Die Preise für Agrarrohstoffe sind in den letzten Monaten auf das Niveau aus dem Jahr 2008 gestiegen, als langjährige Höchststände erreicht wurden. Für Länder, die von Lebensmittelimporten abhängig sind, um die inländische Nachfrage zu decken, bedeutet dies, dass die Ausgaben für Nahrungsmittel drastisch steigen und die Bevölkerung droht, Hunger zu leiden. Vielfach wird argumentiert, dass für den Preisanstieg und für das damit verbundene Hungerproblem der Ausbau der Biokraftstoffproduktion verantwortlich sei. Dies ist falsch, wie die folgenden Argumente verdeutlichen:

01. Weltweit stehen ausreichend Flächen für den Anbau von Energiepflanzen und von Nahrungsmitteln bereit.

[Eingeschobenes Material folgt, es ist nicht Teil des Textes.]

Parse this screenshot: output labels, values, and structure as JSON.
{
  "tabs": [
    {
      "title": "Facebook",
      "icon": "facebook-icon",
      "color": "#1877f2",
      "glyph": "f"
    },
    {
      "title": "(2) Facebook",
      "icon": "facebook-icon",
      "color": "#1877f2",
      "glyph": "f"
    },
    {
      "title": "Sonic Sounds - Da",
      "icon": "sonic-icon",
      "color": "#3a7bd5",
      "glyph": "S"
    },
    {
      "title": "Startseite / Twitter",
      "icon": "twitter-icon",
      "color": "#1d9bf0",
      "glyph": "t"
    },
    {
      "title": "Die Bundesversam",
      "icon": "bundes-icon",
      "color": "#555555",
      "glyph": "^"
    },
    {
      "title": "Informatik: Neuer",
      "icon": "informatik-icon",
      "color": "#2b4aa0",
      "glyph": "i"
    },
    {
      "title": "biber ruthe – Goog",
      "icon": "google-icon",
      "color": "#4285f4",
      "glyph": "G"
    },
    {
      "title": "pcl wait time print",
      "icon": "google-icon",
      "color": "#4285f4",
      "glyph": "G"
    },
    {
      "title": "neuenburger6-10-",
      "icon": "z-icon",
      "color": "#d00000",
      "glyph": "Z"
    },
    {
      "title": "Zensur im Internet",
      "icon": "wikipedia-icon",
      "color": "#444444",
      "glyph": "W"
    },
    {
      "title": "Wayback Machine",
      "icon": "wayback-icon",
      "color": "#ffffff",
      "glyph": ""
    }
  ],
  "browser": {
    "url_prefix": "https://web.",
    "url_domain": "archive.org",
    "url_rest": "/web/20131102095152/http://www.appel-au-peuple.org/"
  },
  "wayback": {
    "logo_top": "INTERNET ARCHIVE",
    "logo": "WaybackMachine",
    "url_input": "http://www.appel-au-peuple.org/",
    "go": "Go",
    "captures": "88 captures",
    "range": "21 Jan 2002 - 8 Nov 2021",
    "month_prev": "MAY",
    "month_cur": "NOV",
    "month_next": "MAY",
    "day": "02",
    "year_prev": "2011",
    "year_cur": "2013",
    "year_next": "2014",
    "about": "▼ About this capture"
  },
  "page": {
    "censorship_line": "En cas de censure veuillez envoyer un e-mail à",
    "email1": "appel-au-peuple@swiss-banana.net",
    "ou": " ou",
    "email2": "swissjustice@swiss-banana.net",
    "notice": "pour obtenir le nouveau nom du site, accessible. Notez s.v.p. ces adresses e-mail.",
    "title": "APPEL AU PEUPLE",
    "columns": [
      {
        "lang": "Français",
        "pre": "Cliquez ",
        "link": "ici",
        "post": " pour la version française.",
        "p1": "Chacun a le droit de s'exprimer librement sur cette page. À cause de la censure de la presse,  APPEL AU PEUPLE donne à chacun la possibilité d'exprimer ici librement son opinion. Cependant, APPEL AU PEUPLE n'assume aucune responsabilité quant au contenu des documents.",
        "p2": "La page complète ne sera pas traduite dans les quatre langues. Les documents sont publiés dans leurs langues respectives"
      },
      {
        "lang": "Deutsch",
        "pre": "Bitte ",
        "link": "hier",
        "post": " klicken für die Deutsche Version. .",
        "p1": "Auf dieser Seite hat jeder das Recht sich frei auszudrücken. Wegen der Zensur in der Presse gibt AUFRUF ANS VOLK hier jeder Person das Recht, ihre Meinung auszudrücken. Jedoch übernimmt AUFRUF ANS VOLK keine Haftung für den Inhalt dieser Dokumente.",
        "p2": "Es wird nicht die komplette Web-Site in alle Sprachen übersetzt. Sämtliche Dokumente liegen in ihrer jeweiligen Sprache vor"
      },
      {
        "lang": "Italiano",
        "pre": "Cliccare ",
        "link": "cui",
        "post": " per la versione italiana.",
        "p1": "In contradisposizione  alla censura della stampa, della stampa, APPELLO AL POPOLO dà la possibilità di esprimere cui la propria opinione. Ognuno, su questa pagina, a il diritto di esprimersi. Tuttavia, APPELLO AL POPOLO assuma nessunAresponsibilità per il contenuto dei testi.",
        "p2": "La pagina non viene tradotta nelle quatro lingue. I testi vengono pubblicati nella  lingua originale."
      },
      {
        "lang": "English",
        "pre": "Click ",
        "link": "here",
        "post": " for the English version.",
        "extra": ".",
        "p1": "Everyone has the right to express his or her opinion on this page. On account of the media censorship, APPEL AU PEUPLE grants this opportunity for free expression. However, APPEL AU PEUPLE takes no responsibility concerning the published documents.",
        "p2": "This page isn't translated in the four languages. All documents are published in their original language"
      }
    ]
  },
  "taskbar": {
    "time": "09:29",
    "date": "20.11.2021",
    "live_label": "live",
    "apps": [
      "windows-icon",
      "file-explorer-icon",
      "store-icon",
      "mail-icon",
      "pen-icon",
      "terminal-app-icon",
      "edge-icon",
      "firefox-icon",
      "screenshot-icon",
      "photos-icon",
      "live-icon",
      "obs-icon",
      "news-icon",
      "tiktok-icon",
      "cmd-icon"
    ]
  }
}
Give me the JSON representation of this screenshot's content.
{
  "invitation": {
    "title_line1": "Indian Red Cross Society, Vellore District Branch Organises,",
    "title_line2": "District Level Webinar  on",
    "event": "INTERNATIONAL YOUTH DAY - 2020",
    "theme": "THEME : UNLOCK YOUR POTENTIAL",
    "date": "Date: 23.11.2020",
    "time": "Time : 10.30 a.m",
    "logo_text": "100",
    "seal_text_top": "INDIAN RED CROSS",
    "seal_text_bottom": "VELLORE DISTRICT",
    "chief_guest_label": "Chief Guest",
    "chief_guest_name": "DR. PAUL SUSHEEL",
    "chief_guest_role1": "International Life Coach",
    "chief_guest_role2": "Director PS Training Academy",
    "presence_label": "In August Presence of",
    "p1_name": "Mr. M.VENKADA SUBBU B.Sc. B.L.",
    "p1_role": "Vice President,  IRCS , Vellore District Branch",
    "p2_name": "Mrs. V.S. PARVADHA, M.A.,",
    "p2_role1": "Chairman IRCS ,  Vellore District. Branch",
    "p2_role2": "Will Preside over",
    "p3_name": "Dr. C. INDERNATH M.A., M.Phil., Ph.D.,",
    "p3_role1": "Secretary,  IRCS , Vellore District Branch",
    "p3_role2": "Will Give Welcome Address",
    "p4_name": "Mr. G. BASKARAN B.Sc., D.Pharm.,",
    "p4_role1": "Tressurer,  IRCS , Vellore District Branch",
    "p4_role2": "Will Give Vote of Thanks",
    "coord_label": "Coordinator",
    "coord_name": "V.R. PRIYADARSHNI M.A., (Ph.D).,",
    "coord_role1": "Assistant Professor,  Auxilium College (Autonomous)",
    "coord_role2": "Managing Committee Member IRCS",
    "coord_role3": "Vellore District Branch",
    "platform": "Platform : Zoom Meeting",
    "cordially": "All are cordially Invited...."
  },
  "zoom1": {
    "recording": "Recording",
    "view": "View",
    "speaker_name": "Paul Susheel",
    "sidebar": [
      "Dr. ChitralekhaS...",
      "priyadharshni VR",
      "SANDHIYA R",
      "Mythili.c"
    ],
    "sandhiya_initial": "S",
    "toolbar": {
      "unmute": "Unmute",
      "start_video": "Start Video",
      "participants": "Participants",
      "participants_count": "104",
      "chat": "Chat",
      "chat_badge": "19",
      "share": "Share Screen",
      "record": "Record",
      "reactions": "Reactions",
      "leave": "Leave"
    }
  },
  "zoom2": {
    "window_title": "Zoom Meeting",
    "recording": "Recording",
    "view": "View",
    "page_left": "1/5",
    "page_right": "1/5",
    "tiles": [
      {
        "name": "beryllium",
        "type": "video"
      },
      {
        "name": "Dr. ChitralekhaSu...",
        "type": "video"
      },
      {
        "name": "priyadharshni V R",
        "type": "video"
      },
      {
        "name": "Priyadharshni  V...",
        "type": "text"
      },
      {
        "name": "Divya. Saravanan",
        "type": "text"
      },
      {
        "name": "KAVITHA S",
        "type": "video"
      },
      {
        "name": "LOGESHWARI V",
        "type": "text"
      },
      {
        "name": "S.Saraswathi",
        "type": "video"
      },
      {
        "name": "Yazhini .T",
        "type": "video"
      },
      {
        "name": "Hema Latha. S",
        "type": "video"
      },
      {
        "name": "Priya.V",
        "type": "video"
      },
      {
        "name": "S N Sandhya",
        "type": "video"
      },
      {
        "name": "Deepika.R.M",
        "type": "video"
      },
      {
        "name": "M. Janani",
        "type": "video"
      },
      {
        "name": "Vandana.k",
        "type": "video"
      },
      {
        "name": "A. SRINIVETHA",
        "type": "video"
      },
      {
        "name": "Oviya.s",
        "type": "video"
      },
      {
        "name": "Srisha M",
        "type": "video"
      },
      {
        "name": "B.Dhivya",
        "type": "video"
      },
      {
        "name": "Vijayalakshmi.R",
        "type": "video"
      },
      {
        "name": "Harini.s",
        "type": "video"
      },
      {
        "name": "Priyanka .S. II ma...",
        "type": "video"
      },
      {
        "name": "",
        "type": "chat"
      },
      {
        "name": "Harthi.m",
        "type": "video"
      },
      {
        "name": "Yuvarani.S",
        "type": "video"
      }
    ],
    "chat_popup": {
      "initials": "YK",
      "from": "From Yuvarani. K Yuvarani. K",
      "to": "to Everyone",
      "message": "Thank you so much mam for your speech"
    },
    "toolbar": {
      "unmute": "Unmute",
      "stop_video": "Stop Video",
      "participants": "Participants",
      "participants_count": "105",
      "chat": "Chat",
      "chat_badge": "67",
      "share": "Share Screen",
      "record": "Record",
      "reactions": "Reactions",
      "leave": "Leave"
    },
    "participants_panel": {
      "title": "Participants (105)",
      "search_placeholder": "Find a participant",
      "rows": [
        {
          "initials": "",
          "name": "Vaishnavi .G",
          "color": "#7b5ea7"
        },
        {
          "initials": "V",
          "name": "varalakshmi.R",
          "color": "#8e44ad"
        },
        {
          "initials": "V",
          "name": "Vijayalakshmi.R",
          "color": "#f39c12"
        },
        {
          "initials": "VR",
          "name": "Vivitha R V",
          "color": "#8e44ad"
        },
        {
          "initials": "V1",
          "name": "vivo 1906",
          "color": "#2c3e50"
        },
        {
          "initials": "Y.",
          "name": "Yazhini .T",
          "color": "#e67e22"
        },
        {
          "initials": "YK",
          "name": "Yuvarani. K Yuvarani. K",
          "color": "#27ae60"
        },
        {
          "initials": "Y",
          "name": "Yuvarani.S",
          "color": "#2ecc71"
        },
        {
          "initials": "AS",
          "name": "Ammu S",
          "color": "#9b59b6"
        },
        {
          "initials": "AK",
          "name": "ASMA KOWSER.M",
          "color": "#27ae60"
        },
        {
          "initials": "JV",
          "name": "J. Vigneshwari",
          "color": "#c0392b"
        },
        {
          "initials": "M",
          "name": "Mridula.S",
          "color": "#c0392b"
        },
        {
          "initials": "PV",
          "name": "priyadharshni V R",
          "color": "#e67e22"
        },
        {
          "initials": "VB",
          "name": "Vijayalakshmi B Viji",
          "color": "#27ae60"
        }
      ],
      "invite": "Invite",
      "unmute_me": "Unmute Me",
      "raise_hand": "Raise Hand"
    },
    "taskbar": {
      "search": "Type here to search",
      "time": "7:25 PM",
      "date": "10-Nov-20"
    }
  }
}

02. Hunger ist vor allem ein Armutsproblem.

03. Es gab schon immer Hunger, ob mit oder ohne Biokraftstoffe.

04. Probleme in Entwicklungsländern sind oft "hausgemacht".

05. Die Entwicklungshilfe wird fehlgesteuert.

06. Der Einfluss auf Nahrungsmittelpreise ist geringer als angenommen.

07. Biokraftstoffe können Kleinbauern neue Perspektiven eröffnen.

08. Bei der Produktivität der Landwirtschaft gibt es vielerorts noch Potenziale - auch ohne Gentechnik.

09. In Industrieländern werden Flächen für Energiepflanzen frei.

10. Agrarrohstoffe werden heute kaum als Energiepflanzen genutzt.

11. Biokraftstoffproduzenten sind gleichzeitig Hersteller von Futtermitteln und weiteren Koppelprodukten.

12. Biokraftstoffe verlangsamen den Klimawandel.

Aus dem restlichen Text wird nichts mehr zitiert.